First of all, this should not be the focal point of the seeker. The extraordinary incidents in the life of masters is only a by-product of the state they are in. It is not that they intended to withstand pain. Bearing the pain was not their practice. Once their true nature beyond the body and the mind was a living reality to them, the affairs of the body and mind got trivialized, and such things happened. Those are not the aim per se.

Secondly, I only want to know "How should I begin from where I am?" Is there nothing between the state I am in, and the state the masters are in? Tell me things about them that would fire me up, so that I also begin to long for the ultimate just like they did before they realized; tell me things that instigate a sense of possibility and a sense of urgency in me. And even if we talk about their miracles, they need not be presented as an impossibility.

Besides this specific point of bearing physical hardship, even generally there is this label of "difficult" attached to spiritual pursuit and sadhana. But what is our common experience of life? When it comes to major undertakings in our life, is it because something is easy or difficult that we decide to do or not do it? No. We do things because we want to do them, and that is it. It is not that you learn engineering because it is easy, and reject medical because it is difficult. That would be a ridiculous life. I just have this longing within me to transcend the limitations of body and mind. Whether it is easy or difficult is simply irrelevant to me. 

There is something more to this philosophy of labeling spirituality as 'difficult'. If we question that label and ask "If it is so difficult, how did they succeed?" the general reply is "They are divine incarnations". If such things are said out of devotion then it is a different matter. But mostly it is said out of indolence; it is to take away credit from all those great beings by saying "They had VIP tags; that is why they could do it; we cannot do all that as we do not have any special status". All the masters have repeatedly said, “I am not special, all can attain realization, you alone are responsible for it, follow these steps…” But every time we promptly ignore those statements. We conveniently overlook all the struggle and effort that they went through. This is deception, not devotion!
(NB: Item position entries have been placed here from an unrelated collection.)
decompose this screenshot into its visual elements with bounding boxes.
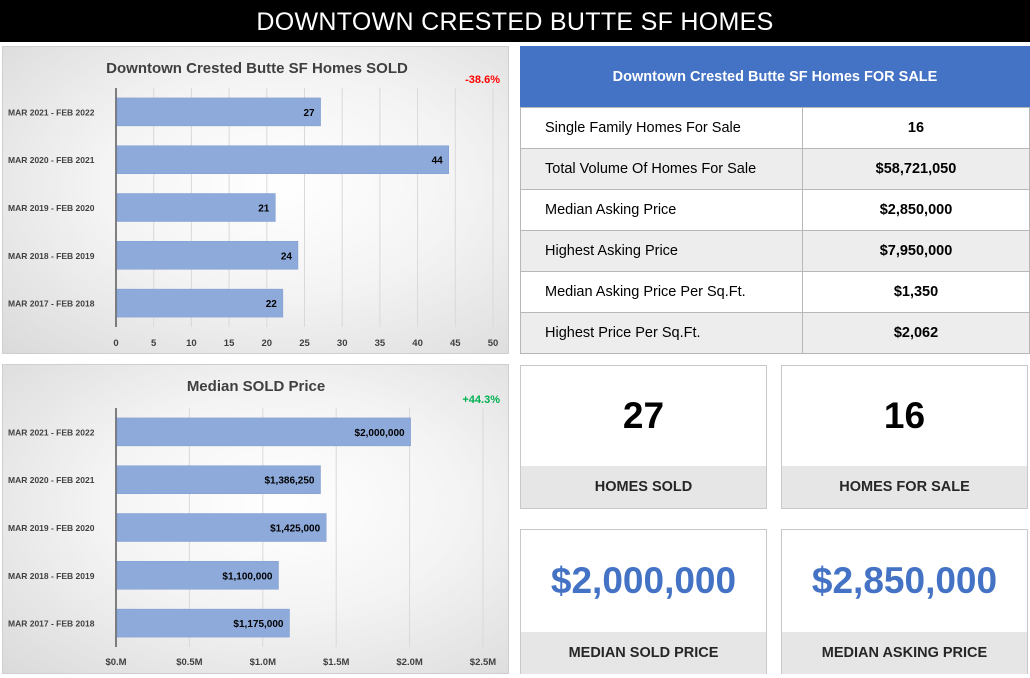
category-label: MAR 2019 - FEB 2020	[8, 523, 95, 533]
for-sale-panel: Downtown Crested Butte SF Homes FOR SALE…	[520, 46, 1030, 354]
bar	[116, 561, 279, 590]
x-tick-label: 5	[151, 338, 157, 349]
median-sold-price-chart: Median SOLD Price +44.3% $0.M $0.5M $1.0M $1.…	[2, 364, 509, 674]
category-label: MAR 2019 - FEB 2020	[8, 203, 95, 213]
table-row: Median Asking Price Per Sq.Ft. $1,350	[520, 271, 1030, 313]
bar	[116, 513, 327, 542]
x-tick-label: $0.5M	[176, 657, 202, 668]
row-label: Single Family Homes For Sale	[520, 107, 803, 149]
x-tick-label: 20	[262, 338, 273, 349]
homes-sold-caption: HOMES SOLD	[521, 466, 766, 508]
bar-value-label: $1,425,000	[270, 524, 320, 535]
row-label: Highest Asking Price	[520, 230, 803, 272]
row-label: Median Asking Price	[520, 189, 803, 231]
bar-value-label: 21	[258, 204, 270, 215]
bar	[116, 417, 411, 447]
x-tick-label: 10	[186, 338, 197, 349]
homes-for-sale-caption: HOMES FOR SALE	[782, 466, 1027, 508]
row-value: $7,950,000	[802, 230, 1030, 272]
category-label: MAR 2017 - FEB 2018	[8, 619, 95, 629]
median-sold-price-caption: MEDIAN SOLD PRICE	[521, 632, 766, 674]
bar-value-label: 27	[303, 108, 315, 119]
chart-title: Downtown Crested Butte SF Homes SOLD	[106, 60, 408, 77]
x-tick-label: 15	[224, 338, 235, 349]
bar	[116, 193, 276, 222]
median-asking-price-caption: MEDIAN ASKING PRICE	[782, 632, 1027, 674]
x-tick-label: 0	[113, 338, 118, 349]
homes-sold-chart: Downtown Crested Butte SF Homes SOLD -38.…	[2, 46, 509, 354]
x-tick-label: $2.5M	[470, 657, 496, 668]
homes-for-sale-value: 16	[883, 395, 926, 436]
median-sold-price-value: $2,000,000	[550, 560, 737, 601]
row-value: $58,721,050	[802, 148, 1030, 190]
homes-sold-value: 27	[622, 395, 665, 436]
row-value: $2,062	[802, 312, 1030, 354]
bar-value-label: $1,386,250	[264, 476, 314, 487]
x-tick-label: 35	[375, 338, 386, 349]
x-tick-label: 30	[337, 338, 348, 349]
row-label: Median Asking Price Per Sq.Ft.	[520, 271, 803, 313]
bar	[116, 97, 321, 127]
table-row: Single Family Homes For Sale 16	[520, 107, 1030, 149]
median-sold-price-card: $2,000,000 MEDIAN SOLD PRICE	[520, 529, 767, 674]
x-tick-label: $2.0M	[396, 657, 422, 668]
category-label: MAR 2020 - FEB 2021	[8, 155, 95, 165]
x-tick-label: $1.0M	[250, 657, 276, 668]
homes-sold-card: 27 HOMES SOLD	[520, 365, 767, 509]
bar	[116, 288, 284, 318]
table-row: Median Asking Price $2,850,000	[520, 189, 1030, 231]
row-value: 16	[802, 107, 1030, 149]
bar-value-label: $2,000,000	[355, 428, 405, 439]
bar-value-label: 44	[432, 156, 444, 167]
for-sale-title: Downtown Crested Butte SF Homes FOR SALE	[520, 46, 1030, 107]
change-percent: +44.3%	[462, 394, 500, 406]
x-tick-label: 50	[488, 338, 499, 349]
bar	[116, 145, 450, 174]
category-label: MAR 2021 - FEB 2022	[8, 107, 95, 117]
bar-value-label: $1,100,000	[222, 571, 272, 582]
median-asking-price-value: $2,850,000	[811, 560, 998, 601]
row-label: Total Volume Of Homes For Sale	[520, 148, 803, 190]
change-percent: -38.6%	[465, 74, 500, 86]
x-tick-label: 25	[299, 338, 310, 349]
row-value: $2,850,000	[802, 189, 1030, 231]
chart-title: Median SOLD Price	[187, 378, 325, 395]
category-label: MAR 2018 - FEB 2019	[8, 251, 95, 261]
bar	[116, 241, 299, 270]
for-sale-table: Single Family Homes For Sale 16 Total Vo…	[520, 107, 1030, 354]
table-row: Highest Asking Price $7,950,000	[520, 230, 1030, 272]
table-row: Highest Price Per Sq.Ft. $2,062	[520, 312, 1030, 354]
category-label: MAR 2021 - FEB 2022	[8, 427, 95, 437]
dashboard-title: DOWNTOWN CRESTED BUTTE SF HOMES	[0, 0, 1030, 42]
category-label: MAR 2017 - FEB 2018	[8, 299, 95, 309]
x-tick-label: $0.M	[105, 657, 126, 668]
row-value: $1,350	[802, 271, 1030, 313]
bar	[116, 608, 290, 638]
x-tick-label: $1.5M	[323, 657, 349, 668]
median-asking-price-card: $2,850,000 MEDIAN ASKING PRICE	[781, 529, 1028, 674]
homes-sold-chart-svg: Downtown Crested Butte SF Homes SOLD -38.…	[8, 60, 500, 349]
median-sold-price-chart-svg: Median SOLD Price +44.3% $0.M $0.5M $1.0M $1.…	[8, 378, 500, 668]
category-label: MAR 2018 - FEB 2019	[8, 571, 95, 581]
bar	[116, 465, 321, 494]
table-row: Total Volume Of Homes For Sale $58,721,0…	[520, 148, 1030, 190]
homes-for-sale-card: 16 HOMES FOR SALE	[781, 365, 1028, 509]
bar-value-label: 24	[281, 251, 293, 262]
x-tick-label: 45	[450, 338, 461, 349]
bar-value-label: 22	[266, 299, 278, 310]
row-label: Highest Price Per Sq.Ft.	[520, 312, 803, 354]
x-tick-label: 40	[412, 338, 423, 349]
bar-value-label: $1,175,000	[233, 619, 283, 630]
category-label: MAR 2020 - FEB 2021	[8, 475, 95, 485]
"All the religions of the world have been built upon that one universal and adamantine foundation of all our knowledge — direct experience. The teachers all saw God; they all saw their own souls, they saw their eternity, they saw their future, and they saw what they preached. Only there is this difference, that in most of these religions, especially in modern times, a peculiar claim is put before us, and that claim is that these experiences are impossible at the present day; they were only possible with a few men, who were the first founders of the religions that subsequently bore their names; at the present time these experiences have become obsolete, and therefore we have now to take religion on belief. This I entirely deny. If there has been one case of experience in this world in any particular branch of knowledge it absolutely follows that this experience has been possible millions of times before, and will be repeated eternally. Uniformity is the rigorous law of nature; what once happened can happen always. The teachers of the science of Yoga, therefore, declare that religion is not only based upon the experiences of ancient times, but that no man can be religious until he has had the same perceptions himself." (Swami Vivekananda in Raja Yoga, Chapter 1)

Let us therefore not philosophise the impossibility of realization. Let us shatter this mental block, and look at how we can begin.